The much-publicized Jan. 22 meeting between Romney and Bush at Romney's Deer Valley home, planned for months, was described as a "last-ditch" try by Romney to use private polling data to justify his bid but Bush remained undeterred.

The polling, according to the chapter, was commissioned by a former donor and showed widespread support for Romney and "serious vulnerabilities" for Bush among thousands of respondents in 20 states.

Romney's Utah supporters had downplayed his meeting with Bush, insisting it wasn't a showdown. Leavitt said at the time they merely wanted "to make sure there's good communication."

According to Coppins, Romney was "demoralized" and "now realized it was a fantasy to think he would win the nomination by gliding above the fray; the 2016 primaries were going to be a bloodbath."

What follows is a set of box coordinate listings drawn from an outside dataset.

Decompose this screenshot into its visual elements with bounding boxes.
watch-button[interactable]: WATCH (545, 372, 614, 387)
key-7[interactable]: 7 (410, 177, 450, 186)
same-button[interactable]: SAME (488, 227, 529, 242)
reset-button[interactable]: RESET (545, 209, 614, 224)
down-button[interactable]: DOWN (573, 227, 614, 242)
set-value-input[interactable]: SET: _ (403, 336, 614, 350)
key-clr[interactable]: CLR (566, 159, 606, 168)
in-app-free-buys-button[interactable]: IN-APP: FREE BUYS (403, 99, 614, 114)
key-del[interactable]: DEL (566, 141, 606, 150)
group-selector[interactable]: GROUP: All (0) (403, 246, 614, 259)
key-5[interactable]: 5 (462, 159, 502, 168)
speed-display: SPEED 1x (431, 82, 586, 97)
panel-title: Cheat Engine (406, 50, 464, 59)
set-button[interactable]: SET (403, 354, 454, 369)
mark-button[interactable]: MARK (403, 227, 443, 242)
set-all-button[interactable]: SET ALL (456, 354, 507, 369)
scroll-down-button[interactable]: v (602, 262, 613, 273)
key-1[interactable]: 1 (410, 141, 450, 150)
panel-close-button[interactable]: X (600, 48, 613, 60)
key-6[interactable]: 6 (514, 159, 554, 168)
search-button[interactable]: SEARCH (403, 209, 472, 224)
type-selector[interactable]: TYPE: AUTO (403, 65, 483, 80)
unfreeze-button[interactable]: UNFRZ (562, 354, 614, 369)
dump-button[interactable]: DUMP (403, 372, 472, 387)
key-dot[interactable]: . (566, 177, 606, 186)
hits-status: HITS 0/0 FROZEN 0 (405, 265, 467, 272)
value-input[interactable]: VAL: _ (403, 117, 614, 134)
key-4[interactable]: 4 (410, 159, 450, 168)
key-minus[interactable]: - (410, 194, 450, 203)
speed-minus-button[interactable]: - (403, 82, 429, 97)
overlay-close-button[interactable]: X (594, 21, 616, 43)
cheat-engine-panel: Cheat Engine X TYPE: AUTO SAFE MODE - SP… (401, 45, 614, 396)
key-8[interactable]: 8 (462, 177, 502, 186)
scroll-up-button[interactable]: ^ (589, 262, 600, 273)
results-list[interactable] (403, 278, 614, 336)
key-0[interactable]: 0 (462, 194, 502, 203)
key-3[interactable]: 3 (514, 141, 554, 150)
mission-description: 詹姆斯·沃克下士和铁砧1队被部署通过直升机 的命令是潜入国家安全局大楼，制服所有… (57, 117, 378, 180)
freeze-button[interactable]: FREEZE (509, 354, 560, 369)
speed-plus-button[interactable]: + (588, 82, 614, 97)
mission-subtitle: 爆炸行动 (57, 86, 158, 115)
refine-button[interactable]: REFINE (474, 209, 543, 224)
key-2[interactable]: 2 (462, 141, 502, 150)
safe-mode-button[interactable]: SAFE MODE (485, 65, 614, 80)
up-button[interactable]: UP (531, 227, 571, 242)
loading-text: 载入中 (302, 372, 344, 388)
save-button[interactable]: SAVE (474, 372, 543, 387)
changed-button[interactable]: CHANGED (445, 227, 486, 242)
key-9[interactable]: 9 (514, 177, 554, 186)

FILE - In this Jan.28, 2015 file photo former Republican presidential candidate Mitt Romney speaks in Starkville, Miss. Photo: AP Photo
FILE - In this Jan.28, 2015 file photo former Republican presidential candidate Mitt Romney speaks in Starkville, Miss. Photo: AP Photo

So Romney, Coppins wrote, determined he couldn't justify dragging his family "back into a political war zone" that would leave him "so bruised and bloodied" that he couldn't defeat likely Democratic nominee Hillary Clinton.

Still, Romney's announcement last January left "a bit of rhetorical wiggle room" at the behest of those closest to him, the chapter said, by stating then that it "seems unlikely" there would be any circumstances that could change his mind.

Coppins wrote that an unnamed Romney 2012 fundraiser told him months later that "there are bitter-enders who have read that statement a hundred times, and they think it's going to happen — maybe on the floor of the (Republican) convention."

Some Romney supporters "even began to devise the crude outline of a strategy to jump-start a 'draft Mitt' movement from the floor," an effort that "would involve flipping the delegates in Mormon-heavy states like Utah, Wyoming and Idaho."

Longtime Romney friend Kem Gardner told the Deseret News in late December 2014, weeks after Bush announced he was exploring a presidential run, that Romney was eying the race and would get in if he didn't like the field.

Gardner said then that Romney was waiting to see how well Bush and other moderates would do before making a decision because he didn't want to cost them support. That changes, Gardner said, "if it doesn't look like they can do it."

Times have changed for Bush. Back in January, the chapter said, Bush was seen as a GOP "juggernaut," able to recruit even once-loyal Romney strategists by claiming to be "the Death Star, and you're either on it or you're not."

Since then, Bush has trailed in the polls for months behind so-called political outsiders Donald Trump and Ben Carson, both seen as a serious threat by establishment Republicans to the party's chances of winning next year.

And a recent Suffolk University/Boston Globe poll of likely New Hampshire Republican primary voters gave Romney a 2-1 lead over Trump even though at this point Romney could only be a write-in candidate.

Romney has said repeatedly since January he's not interested in reconsidering a run. At his annual Deer Valley retreat that brings together his donors and presidential candidates, he said he was not second-guessing his decision.

Coppins, however, wrote that Romney exited the race with the "rare peace of mind afforded by political flexibility. Yes, he was withdrawing from the race for now — but if, come summer of 2016, his party needed a savior, Mitt Romney would be ready."